Motorhome Documentation when Travelling Abroad

Pen, Diary and GlassesWhen you’re in the UK life is reasonably easy in terms of documentation. By law you have seven days to take your driver’s license to a police station in the event of any trouble and you can normally get home with relative ease if you break down. When abroad however, that’s not always the case, and if your motorhome is your only method of transport you can end up stuck without the documents you need. Here is our guide of what you should be taking when you travel abroad:

General Documents

You should always travel with a passport, driver’s license – that’s you’re card and your counterpart paper license – and your motorhome insurance details. If you’re hiring a van, make sure your hire company gives you all you need in terms of breakdown cover and an emergency number to call in the event of an incident. It’s often a good idea to keep with you a paper set of contact numbers: mobiles are often rendered useless by lack of battery or signal when you need them the most.

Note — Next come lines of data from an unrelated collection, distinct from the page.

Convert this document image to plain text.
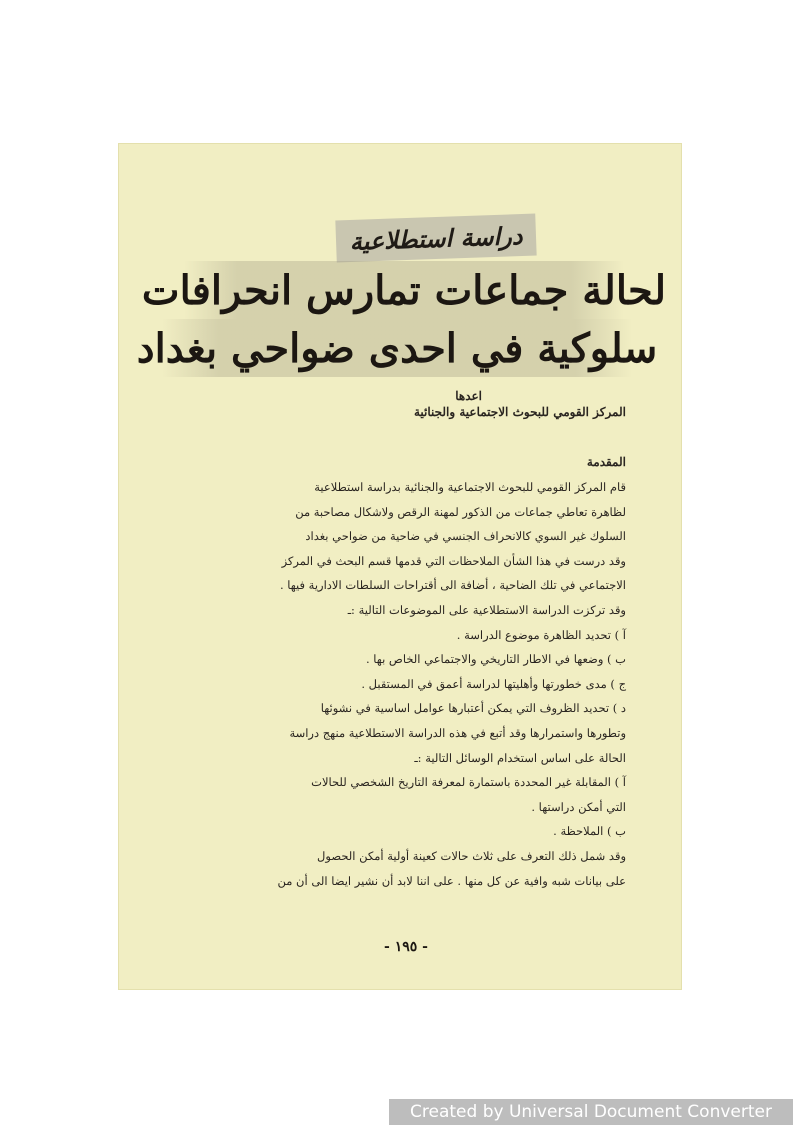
دراسة استطلاعية
لحالة جماعات تمارس انحرافات
سلوكية في احدى ضواحي بغداد
اعدها
المركز القومي للبحوث الاجتماعية والجنائية
المقدمة

قام المركز القومي للبحوث الاجتماعية والجنائية بدراسة استطلاعية

لظاهرة تعاطي جماعات من الذكور لمهنة الرقص ولاشكال مصاحبة من

السلوك غير السوي كالانحراف الجنسي في ضاحية من ضواحي بغداد

وقد درست في هذا الشأن الملاحظات التي قدمها قسم البحث في المركز

الاجتماعي في تلك الضاحية ، أضافة الى أقتراحات السلطات الادارية فيها .

وقد تركزت الدراسة الاستطلاعية على الموضوعات التالية :ـ

آ ) تحديد الظاهرة موضوع الدراسة .

ب ) وضعها في الاطار التاريخي والاجتماعي الخاص بها .

ج ) مدى خطورتها وأهليتها لدراسة أعمق في المستقبل .

د ) تحديد الظروف التي يمكن أعتبارها عوامل اساسية في نشوئها

وتطورها واستمرارها وقد أتبع في هذه الدراسة الاستطلاعية منهج دراسة

الحالة على اساس استخدام الوسائل التالية :ـ

آ ) المقابلة غير المحددة باستمارة لمعرفة التاريخ الشخصي للحالات

التي أمكن دراستها .

ب ) الملاحظة .

وقد شمل ذلك التعرف على ثلاث حالات كعينة أولية أمكن الحصول

على بيانات شبه وافية عن كل منها . على اننا لابد أن نشير ايضا الى أن من

- ١٩٥ -
Created by Universal Document Converter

Country Specific Documents

On top of this, there may be specific requirements for each country you travel to. Outside of the EU, if you’re a British citizen you may well need a visa. Though you’re unlikely to have to produce this on demand, it can be a useful way of proving you’re not from the area and are perhaps unfamiliar with local rules. Paper maps are also immensely useful and if you’re not a linguist then a motorhome-specific phrasebook will really help you if you break down.

Mechanics and Repairs

You should also ensure your log book and your motorhome manual are stowed away somewhere in your glovebox. There are essential for mechanics and if you do need to take on a repair while abroad it’s vital that it goes in the log book. That way you can remain under any warranty you may have on your motorhome.

You should never travel without the right documents to hand. It can help to compile a folder of useful information and stow it away each time you need it. It’s much better to be prepared than to end up getting stuck.